Quand Perugia quitte la Serie A, on est persuadé de le revoir assez vite. Vainqueur de la Coupe Intertoto un an plus tôt, compétition qu'il a disputée 4 fois en 5 ans. Signe d'une certaine régularité même si les clubs italiens se désistaient à tour de rôle pour ne pas la jouer. Des personnages hors du commun, Serse Cosmi, sa gouaille et sa casquette. Luciano Gaucci sa gouaille et son casier judiciaire. Le licenciement d'Ahn Jung-hwan après le Mondial 2002, les premiers pas du fils Kadhafi en Serie A. Le Scudetto 2000 offert à la Lazio sous le déluge du stadio Renato Curi. Perugia fait faillite début 2000, puis rebelote en 2010. Aujourd'hui reparti sur de bonnes bases, le club a retrouvé la Serie B cet été après 9 ans d'absence.

Treviso, porté disparu depuis 2006

On appelle ça un one-shot. Une saison et puis s'en va, comme la Pistoiese au début des années 80. Il faut dire que Treviso est arrivé en Serie A un peu par hasard. Le Genoa et le Torino sont interdits de monter et ce sont donc les 4e et 5e qui filent en Serie A. Ce sera une lente agonie, 3 victoires et relégation actée à 5 journées du terme. À l'époque, quelques jolis noms comme Maggio, Handanović, voire Borriello. Depuis, les Biancazzurri ont fait deux fois faillite, en 2009 et 2013, en repartant à chaque fois du septième niveau…

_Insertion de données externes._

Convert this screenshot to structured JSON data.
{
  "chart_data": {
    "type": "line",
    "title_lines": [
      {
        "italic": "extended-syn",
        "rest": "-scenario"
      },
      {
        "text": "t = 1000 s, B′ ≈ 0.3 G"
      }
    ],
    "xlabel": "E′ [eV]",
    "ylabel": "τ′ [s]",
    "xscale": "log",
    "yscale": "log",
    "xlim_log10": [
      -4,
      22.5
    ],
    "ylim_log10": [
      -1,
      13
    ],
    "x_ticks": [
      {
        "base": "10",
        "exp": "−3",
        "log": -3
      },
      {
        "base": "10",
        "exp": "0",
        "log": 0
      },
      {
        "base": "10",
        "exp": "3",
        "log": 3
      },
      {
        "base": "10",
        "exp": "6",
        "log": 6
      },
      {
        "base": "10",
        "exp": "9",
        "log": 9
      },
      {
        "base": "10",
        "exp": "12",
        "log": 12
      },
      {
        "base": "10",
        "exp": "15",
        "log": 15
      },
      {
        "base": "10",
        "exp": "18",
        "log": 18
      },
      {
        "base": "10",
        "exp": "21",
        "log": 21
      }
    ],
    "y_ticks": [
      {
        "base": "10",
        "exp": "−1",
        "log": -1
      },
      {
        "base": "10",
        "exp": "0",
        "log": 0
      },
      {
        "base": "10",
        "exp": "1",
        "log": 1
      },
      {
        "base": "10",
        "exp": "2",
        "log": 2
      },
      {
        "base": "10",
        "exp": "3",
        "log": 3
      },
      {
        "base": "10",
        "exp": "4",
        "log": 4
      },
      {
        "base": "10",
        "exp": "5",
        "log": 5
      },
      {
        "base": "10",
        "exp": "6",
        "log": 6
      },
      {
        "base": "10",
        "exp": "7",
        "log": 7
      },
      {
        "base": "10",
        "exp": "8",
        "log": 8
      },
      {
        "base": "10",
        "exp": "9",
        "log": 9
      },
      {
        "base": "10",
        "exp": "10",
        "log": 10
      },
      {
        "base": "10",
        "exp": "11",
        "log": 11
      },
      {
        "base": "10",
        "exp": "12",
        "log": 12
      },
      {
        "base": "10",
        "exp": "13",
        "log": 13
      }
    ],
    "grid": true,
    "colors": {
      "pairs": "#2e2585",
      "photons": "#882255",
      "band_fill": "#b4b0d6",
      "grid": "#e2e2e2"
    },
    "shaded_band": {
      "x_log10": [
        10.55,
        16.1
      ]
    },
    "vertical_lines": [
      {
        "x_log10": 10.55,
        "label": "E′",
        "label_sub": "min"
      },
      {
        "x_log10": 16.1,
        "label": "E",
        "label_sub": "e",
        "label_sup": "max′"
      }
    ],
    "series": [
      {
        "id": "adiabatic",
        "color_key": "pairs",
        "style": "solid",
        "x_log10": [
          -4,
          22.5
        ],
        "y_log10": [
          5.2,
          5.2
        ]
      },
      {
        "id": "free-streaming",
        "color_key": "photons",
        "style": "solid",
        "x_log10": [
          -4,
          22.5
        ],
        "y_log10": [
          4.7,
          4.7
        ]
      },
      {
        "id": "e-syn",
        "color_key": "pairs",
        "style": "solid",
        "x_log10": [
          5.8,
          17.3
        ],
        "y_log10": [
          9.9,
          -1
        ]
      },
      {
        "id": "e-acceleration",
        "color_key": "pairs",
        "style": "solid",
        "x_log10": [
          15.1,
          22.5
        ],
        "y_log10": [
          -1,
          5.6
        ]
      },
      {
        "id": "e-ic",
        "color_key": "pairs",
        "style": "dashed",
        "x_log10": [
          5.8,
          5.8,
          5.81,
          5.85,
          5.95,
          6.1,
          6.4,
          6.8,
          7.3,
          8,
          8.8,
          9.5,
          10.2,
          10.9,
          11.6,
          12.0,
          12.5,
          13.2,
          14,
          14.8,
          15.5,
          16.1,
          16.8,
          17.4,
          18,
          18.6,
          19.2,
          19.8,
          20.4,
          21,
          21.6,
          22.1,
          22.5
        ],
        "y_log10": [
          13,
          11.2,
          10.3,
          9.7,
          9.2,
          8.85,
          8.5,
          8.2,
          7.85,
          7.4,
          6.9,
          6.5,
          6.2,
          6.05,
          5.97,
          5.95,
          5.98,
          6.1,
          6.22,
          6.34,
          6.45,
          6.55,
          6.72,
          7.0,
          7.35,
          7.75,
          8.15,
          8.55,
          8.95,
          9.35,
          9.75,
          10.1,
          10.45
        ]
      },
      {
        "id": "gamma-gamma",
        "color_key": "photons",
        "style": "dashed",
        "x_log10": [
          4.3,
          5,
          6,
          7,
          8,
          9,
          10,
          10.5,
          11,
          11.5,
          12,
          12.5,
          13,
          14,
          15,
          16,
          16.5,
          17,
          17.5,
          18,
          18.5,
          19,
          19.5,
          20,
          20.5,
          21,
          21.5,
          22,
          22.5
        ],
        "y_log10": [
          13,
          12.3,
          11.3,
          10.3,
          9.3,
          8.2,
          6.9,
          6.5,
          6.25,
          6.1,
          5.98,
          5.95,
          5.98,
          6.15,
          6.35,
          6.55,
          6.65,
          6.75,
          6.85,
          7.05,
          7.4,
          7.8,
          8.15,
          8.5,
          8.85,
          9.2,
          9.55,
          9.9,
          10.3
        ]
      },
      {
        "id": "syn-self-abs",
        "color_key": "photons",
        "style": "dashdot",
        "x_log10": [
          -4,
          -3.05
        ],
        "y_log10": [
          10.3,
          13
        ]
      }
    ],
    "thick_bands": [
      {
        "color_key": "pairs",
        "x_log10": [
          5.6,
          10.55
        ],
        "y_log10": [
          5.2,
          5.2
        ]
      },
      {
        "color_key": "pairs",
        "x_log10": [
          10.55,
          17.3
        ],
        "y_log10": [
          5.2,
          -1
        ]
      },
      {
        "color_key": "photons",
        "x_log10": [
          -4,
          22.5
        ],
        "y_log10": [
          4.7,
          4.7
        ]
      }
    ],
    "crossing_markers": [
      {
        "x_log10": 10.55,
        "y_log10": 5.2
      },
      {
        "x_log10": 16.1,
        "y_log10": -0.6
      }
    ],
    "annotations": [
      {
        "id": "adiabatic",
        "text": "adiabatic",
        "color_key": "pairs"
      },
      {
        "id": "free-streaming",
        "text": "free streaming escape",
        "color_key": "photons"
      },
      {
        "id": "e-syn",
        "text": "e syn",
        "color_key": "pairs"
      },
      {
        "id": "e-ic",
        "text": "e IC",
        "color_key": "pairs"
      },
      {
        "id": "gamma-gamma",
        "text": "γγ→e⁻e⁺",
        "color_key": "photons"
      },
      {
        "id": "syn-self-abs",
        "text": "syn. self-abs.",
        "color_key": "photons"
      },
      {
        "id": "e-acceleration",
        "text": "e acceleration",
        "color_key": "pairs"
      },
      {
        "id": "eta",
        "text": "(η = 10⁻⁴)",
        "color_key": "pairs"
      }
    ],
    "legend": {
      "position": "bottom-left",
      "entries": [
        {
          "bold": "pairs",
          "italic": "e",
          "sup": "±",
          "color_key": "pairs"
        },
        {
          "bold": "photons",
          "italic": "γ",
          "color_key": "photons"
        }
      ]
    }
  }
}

Reggina, porté disparu depuis 2009

Arrivés sur le tard en Serie A, précisément en 1999, les Calabrais ont enchaîné 9 saisons parmi l'élite entrecoupée d'une relégation et remontée directe en 2001-02. Jamais classés dans la première partie de tableau, ils ont réussi l'exploit de se sauver en 2006/07 malgré les 11 points de pénalité suite au Calciopoli, avec un tout jeune Mazzarri sur le banc. Au programme toutes ces années, des buteurs magiques : Amoruso, Bonazzoli, Bianchi ou encore Di Michele. Ce dernier a 38 ans et guide une équipe désormais en troisième division, niveau qu'elle ne fréquentait plus depuis 20 ans. Financièrement ça va mal, bref, la Reggina pourrait bien être la prochaine à disparaître.